The good news is that because the interest charged on student loans changes every year based on the inflation rate the previous March, students either paid no interest, or actually earned money on a loan this academic year. The bad news is that last week, the RPI - which is used to measure inflation - shot up to a massive 4.4 per cent, which means student loans could be about to get a lot more expensive.
From September, anyone who was a student after 1998 and earns over £15,000 will pay 4.4 per cent interest on their loan or the Bank of England’s Base Rate plus 1 per cent, whichever is lower. So if you have an outstanding loan of £8,000, you’ll go from paying £0 a year in interest to paying at least £120, if not £352.
If you were a student between 1990 and 1997, the news is worse because the rules are different. For the same £8,000 debt you’ll go from earning £32 a year (i.e. your student loan amount will be going down all by itself) thanks to a negative rate of -0.4 per cent interest, to your debt increasing by £352 a year from September if your interest rate soars to 4.4 per cent.
So what can you do now to make a difference?
Order your debts
If you earn more than £15,000 and took your loan after 1998, the government should be automatically taking 9 per cent of anything you earn over that £15,000 before tax. So, if you earn £16,000, the HMRC will take £90, and if you earn £30,000 you’ll repay £1,350 annually off your loan. If that isn’t happening, it’s your job to get it put right or you'll end up playing catch up on your repayments.
But many of us also have overdrafts and credit card loans, costing us far more in annual interest. The average interest rate for a credit card is around 19 per cent and for an overdraft is around 14 per cent, according to the Bank of England.

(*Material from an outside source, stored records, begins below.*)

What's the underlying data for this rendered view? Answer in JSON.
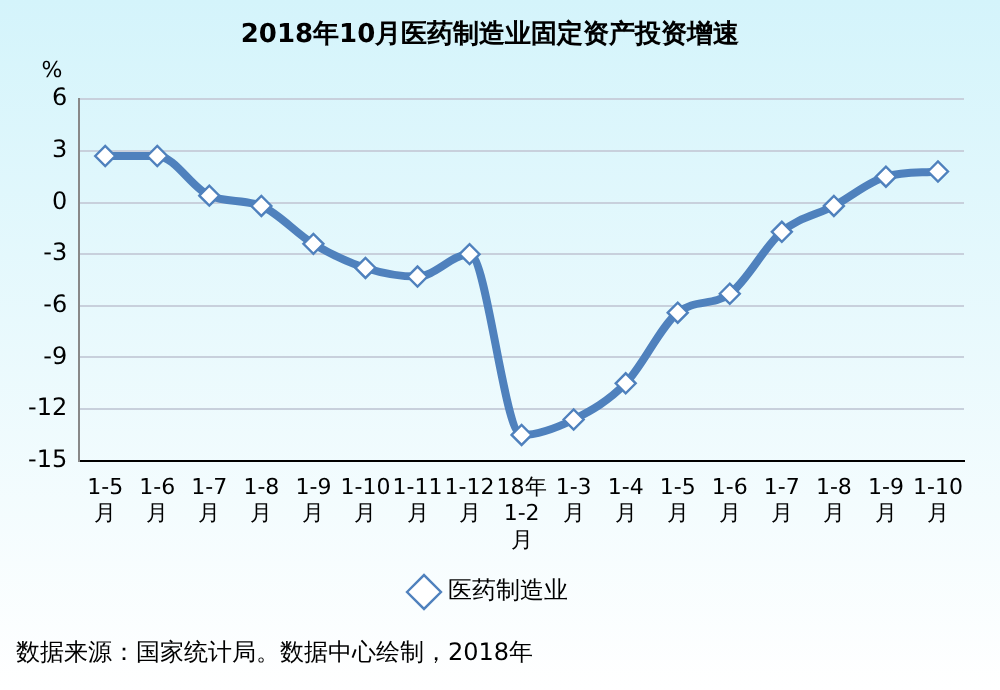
{
  "chart_data": {
    "type": "line",
    "title": "2018年10月医药制造业固定资产投资增速",
    "ylabel": "%",
    "categories": [
      "1-5月",
      "1-6月",
      "1-7月",
      "1-8月",
      "1-9月",
      "1-10月",
      "1-11月",
      "1-12月",
      "18年1-2月",
      "1-3月",
      "1-4月",
      "1-5月",
      "1-6月",
      "1-7月",
      "1-8月",
      "1-9月",
      "1-10月"
    ],
    "series": [
      {
        "name": "医药制造业",
        "color": "#4f81bd",
        "values": [
          2.7,
          2.7,
          0.4,
          -0.2,
          -2.4,
          -3.8,
          -4.3,
          -3.0,
          -13.5,
          -12.6,
          -10.5,
          -6.4,
          -5.3,
          -1.7,
          -0.2,
          1.5,
          1.8
        ]
      }
    ],
    "ylim": [
      -15,
      6
    ],
    "yticks": [
      -15,
      -12,
      -9,
      -6,
      -3,
      0,
      3,
      6
    ],
    "grid": "y",
    "legend": "bottom",
    "marker": "diamond",
    "line_style": "solid",
    "annotations": [
      "数据来源：国家统计局。数据中心绘制，2018年"
    ]
  }
}
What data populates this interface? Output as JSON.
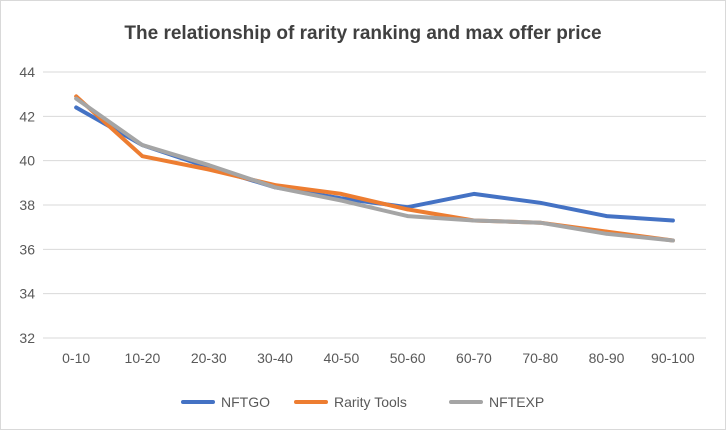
{
  "chart_data": {
    "type": "line",
    "title": "The relationship of rarity ranking and max offer price",
    "xlabel": "",
    "ylabel": "",
    "categories": [
      "0-10",
      "10-20",
      "20-30",
      "30-40",
      "40-50",
      "50-60",
      "60-70",
      "70-80",
      "80-90",
      "90-100"
    ],
    "ylim": [
      32,
      44
    ],
    "yticks": [
      32,
      34,
      36,
      38,
      40,
      42,
      44
    ],
    "grid": true,
    "legend": "bottom",
    "series": [
      {
        "name": "NFTGO",
        "color": "#4472C4",
        "values": [
          42.4,
          40.7,
          39.7,
          38.8,
          38.3,
          37.9,
          38.5,
          38.1,
          37.5,
          37.3
        ]
      },
      {
        "name": "Rarity Tools",
        "color": "#ED7D31",
        "values": [
          42.9,
          40.2,
          39.6,
          38.9,
          38.5,
          37.8,
          37.3,
          37.2,
          36.8,
          36.4
        ]
      },
      {
        "name": "NFTEXP",
        "color": "#A5A5A5",
        "values": [
          42.8,
          40.7,
          39.8,
          38.8,
          38.2,
          37.5,
          37.3,
          37.2,
          36.7,
          36.4
        ]
      }
    ]
  }
}
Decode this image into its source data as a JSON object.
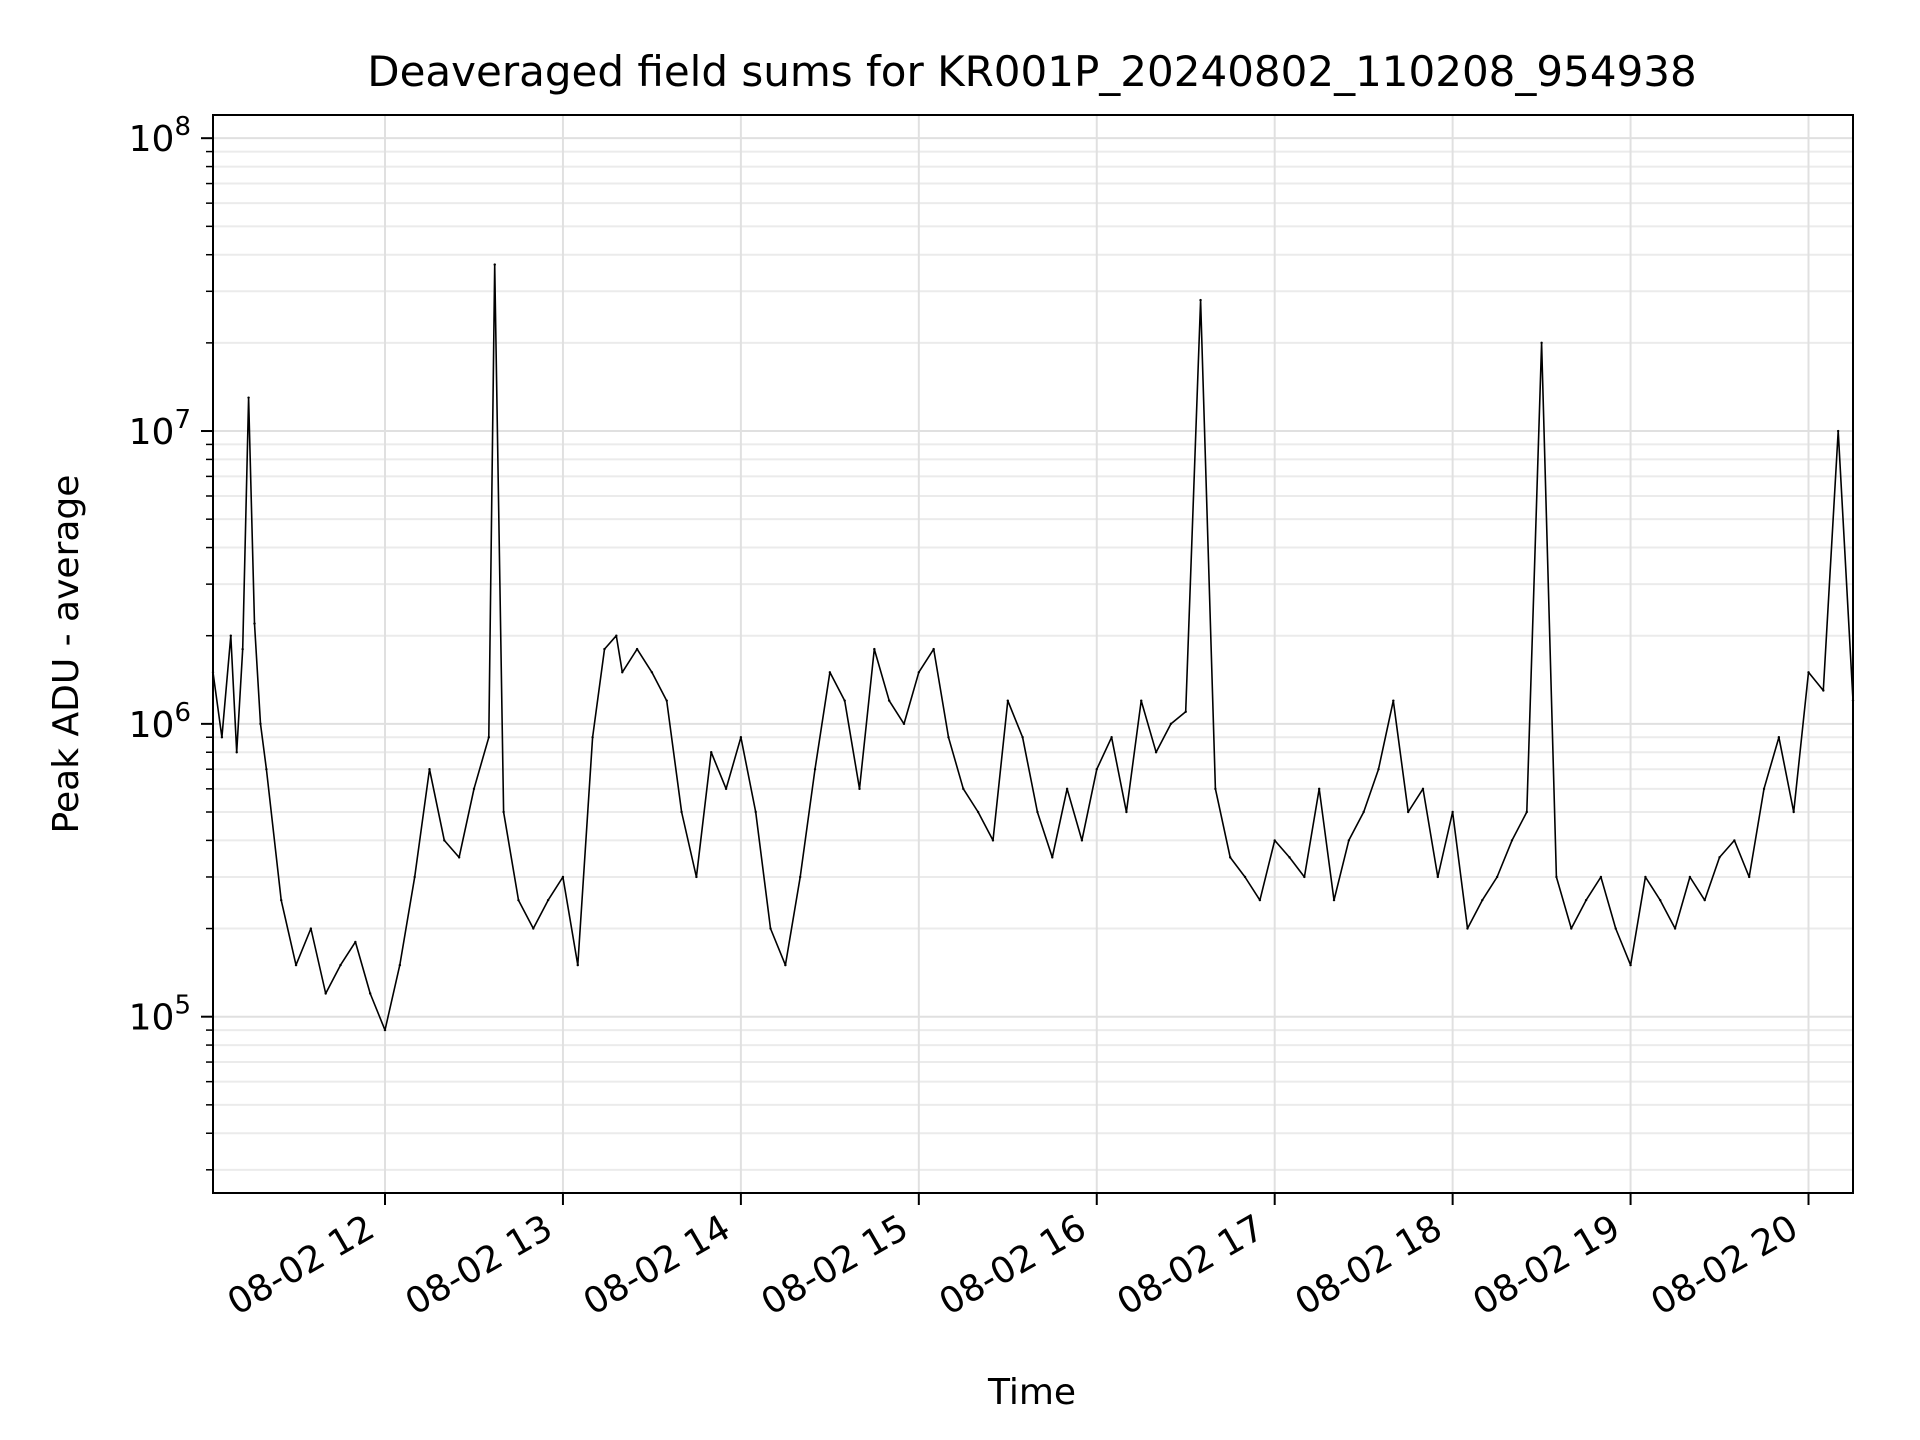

If your £8,000 debt was on a credit card, you’d be charged a huge £1,520 every year for the privilege, and £1,120 for such a big overdraft. So it makes sense to pay any outstanding debts off here first whenever possible. Your basic student loan repayments will automatically be coming out of your wages every month, so before paying anything extra towards this cheap loan, use any surplus cash to pay off those more expensive loans first.
The best way to free up as much cash to pay off your debts is to create a monthly budget. Start by writing down everything you spend in a month to work out where you could cut down. From that you can work out how much extra money you can put towards paying off your loans.
Set out your maximum spending for everything else and stick to it, and you should be able to pay off your debts far sooner than you thought. If you have savings, the record-low rates of interest you earn there will mean you’ll probably be far better off using the cash to pay off your debts.
Think about the future
Peter Chadborn, of independent financial advice firm CBK Colchester, warns:
"Anyone hoping to buy a house in the next few years will need to think about their debts and savings in a different way.
"It's easy to forget about your student loan right now, but if you want to get a mortgage later, the fact that you have an outstanding loan could go against you when a bank is looking at your take home pay.
"But equally, first-time buyers will need significant deposits for the foreseeable future, and that means plenty of cash savings."
And he offered this budgeting advice for future first-time buyers:
“Start with how much money you want to have saved for a house by a certain deadline, then work backwards from there – calculating how much you need to save every month, and how much there is left to pay off your student debt.”